Why is it gaining traction?

The hook is the generator-critic wall: most prompting techniques mix generation and evaluation in the same pass, which lets the inner critic strangle creative ideas before they fully form. adhd enforces a hard separation--branches never see each other during divergence, eliminating anchoring by construction. The 15 cognitive frames are the real differentiator; they don't just vary the next step, they re-ask the entire problem from a fundamentally different vantage point.

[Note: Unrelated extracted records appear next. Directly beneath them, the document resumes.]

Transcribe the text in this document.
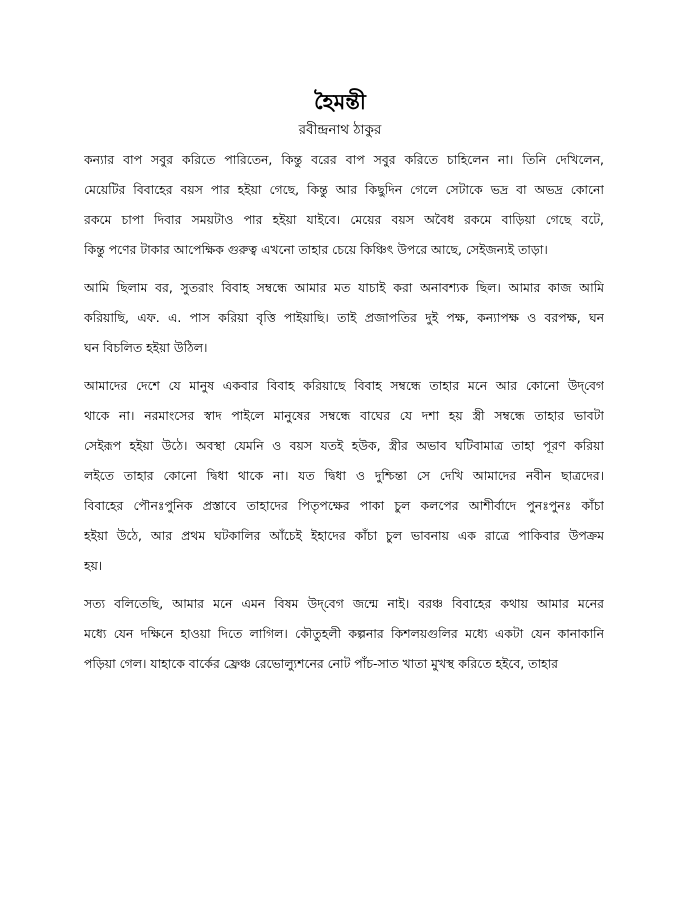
হৈমন্তী
রবীন্দ্রনাথ ঠাকুর
কন্যার বাপ সবুর করিতে পারিতেন, কিন্তু বরের বাপ সবুর করিতে চাহিলেন না। তিনি দেখিলেন,
মেয়েটির বিবাহের বয়স পার হইয়া গেছে, কিন্তু আর কিছুদিন গেলে সেটাকে ভদ্র বা অভদ্র কোনো
রকমে চাপা দিবার সময়টাও পার হইয়া যাইবে। মেয়ের বয়স অবৈধ রকমে বাড়িয়া গেছে বটে,
কিন্তু পণের টাকার আপেক্ষিক গুরুত্ব এখনো তাহার চেয়ে কিঞ্চিৎ উপরে আছে, সেইজন্যই তাড়া।
আমি ছিলাম বর, সুতরাং বিবাহ সম্বন্ধে আমার মত যাচাই করা অনাবশ্যক ছিল। আমার কাজ আমি
করিয়াছি, এফ. এ. পাস করিয়া বৃত্তি পাইয়াছি। তাই প্রজাপতির দুই পক্ষ, কন্যাপক্ষ ও বরপক্ষ, ঘন
ঘন বিচলিত হইয়া উঠিল।
আমাদের দেশে যে মানুষ একবার বিবাহ করিয়াছে বিবাহ সম্বন্ধে তাহার মনে আর কোনো উদ্‌বেগ
থাকে না। নরমাংসের স্বাদ পাইলে মানুষের সম্বন্ধে বাঘের যে দশা হয় স্ত্রী সম্বন্ধে তাহার ভাবটা
সেইরূপ হইয়া উঠে। অবস্থা যেমনি ও বয়স যতই হউক, স্ত্রীর অভাব ঘটিবামাত্র তাহা পূরণ করিয়া
লইতে তাহার কোনো দ্বিধা থাকে না। যত দ্বিধা ও দুশ্চিন্তা সে দেখি আমাদের নবীন ছাত্রদের।
বিবাহের পৌনঃপুনিক প্রস্তাবে তাহাদের পিতৃপক্ষের পাকা চুল কলপের আশীর্বাদে পুনঃপুনঃ কাঁচা
হইয়া উঠে, আর প্রথম ঘটকালির আঁচেই ইহাদের কাঁচা চুল ভাবনায় এক রাত্রে পাকিবার উপক্রম
হয়।
সত্য বলিতেছি, আমার মনে এমন বিষম উদ্‌বেগ জন্মে নাই। বরঞ্চ বিবাহের কথায় আমার মনের
মধ্যে যেন দক্ষিনে হাওয়া দিতে লাগিল। কৌতুহলী কল্পনার কিশলয়গুলির মধ্যে একটা যেন কানাকানি
পড়িয়া গেল। যাহাকে বার্কের ফ্রেঞ্চ রেভোল্যুশনের নোট পাঁচ-সাত খাতা মুখস্থ করিতে হইবে, তাহার
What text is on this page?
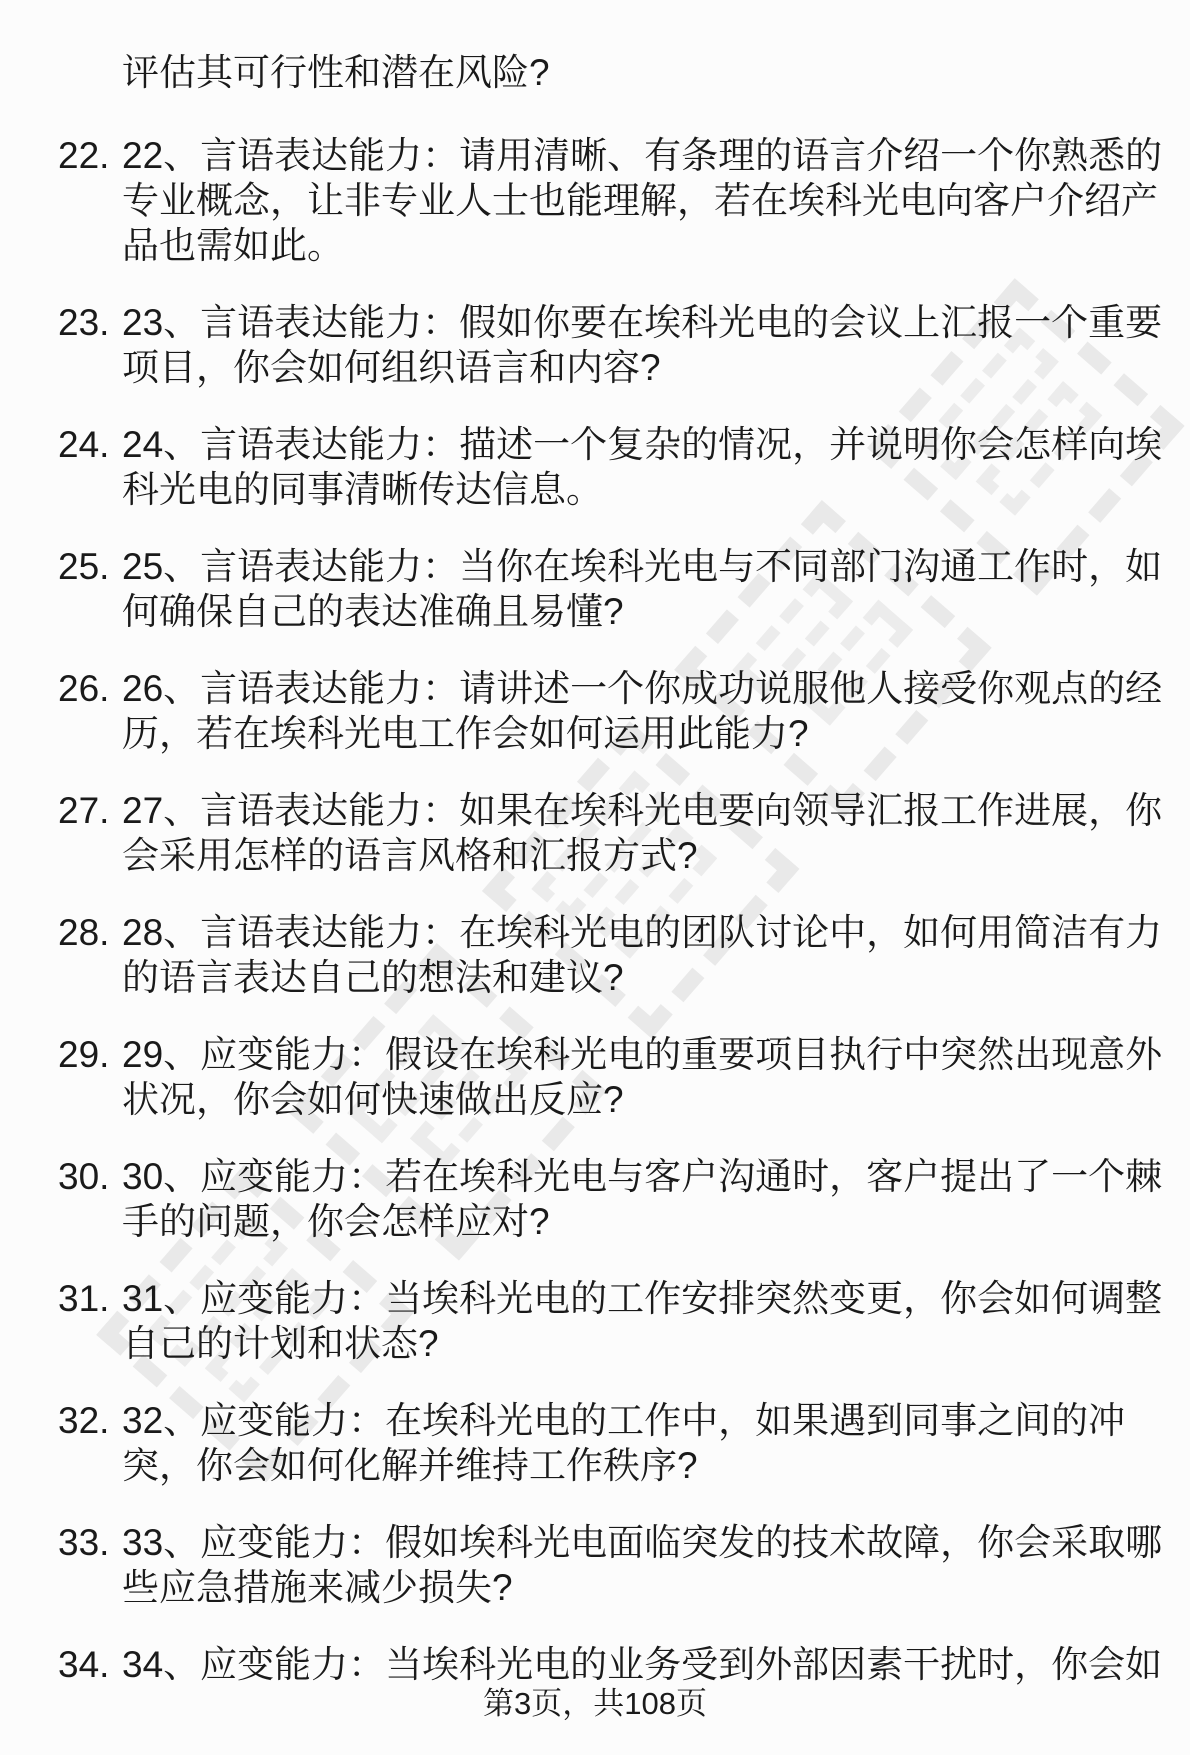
评估其可行性和潜在风险?

22. 22、言语表达能力：请用清晰、有条理的语言介绍一个你熟悉的专业概念，让非专业人士也能理解，若在埃科光电向客户介绍产品也需如此。
23. 23、言语表达能力：假如你要在埃科光电的会议上汇报一个重要项目，你会如何组织语言和内容?
24. 24、言语表达能力：描述一个复杂的情况，并说明你会怎样向埃科光电的同事清晰传达信息。
25. 25、言语表达能力：当你在埃科光电与不同部门沟通工作时，如何确保自己的表达准确且易懂?
26. 26、言语表达能力：请讲述一个你成功说服他人接受你观点的经历，若在埃科光电工作会如何运用此能力?
27. 27、言语表达能力：如果在埃科光电要向领导汇报工作进展，你会采用怎样的语言风格和汇报方式?
28. 28、言语表达能力：在埃科光电的团队讨论中，如何用简洁有力的语言表达自己的想法和建议?
29. 29、应变能力：假设在埃科光电的重要项目执行中突然出现意外状况，你会如何快速做出反应?
30. 30、应变能力：若在埃科光电与客户沟通时，客户提出了一个棘手的问题，你会怎样应对?
31. 31、应变能力：当埃科光电的工作安排突然变更，你会如何调整自己的计划和状态?
32. 32、应变能力：在埃科光电的工作中，如果遇到同事之间的冲突，你会如何化解并维持工作秩序?
33. 33、应变能力：假如埃科光电面临突发的技术故障，你会采取哪些应急措施来减少损失?
34. 34、应变能力：当埃科光电的业务受到外部因素干扰时，你会如
第3页，共108页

The eval suite that ships with it is also notable--it benchmarks adhd against a single-shot baseline using an LLM-as-judge, which gives the approach some empirical teeth.

Who should use this?

Senior engineers and architects facing open-ended design decisions: sharding strategies, API surface design, naming, fuzzy debugging, or anything where you'd say "give me a few ways to..." The sweet spot is problems where the textbook answer is probably a trap. Not useful for bug fixes with known root causes or anything a junior would Google in two minutes. If you're building complex multi-agent systems, the library API lets you call it at decision points inside your own planning loops.

Verdict

The concept is solid and the execution is thoughtful, but the project has only 16 stars and a credibility score of 0.9%, so treat it as an early-stage experiment rather than production-ready infrastructure. The eval suite and documentation are more mature than the adoption metrics suggest, which makes it worth watching--but don't bet a critical architecture decision on it without running your own experiments first.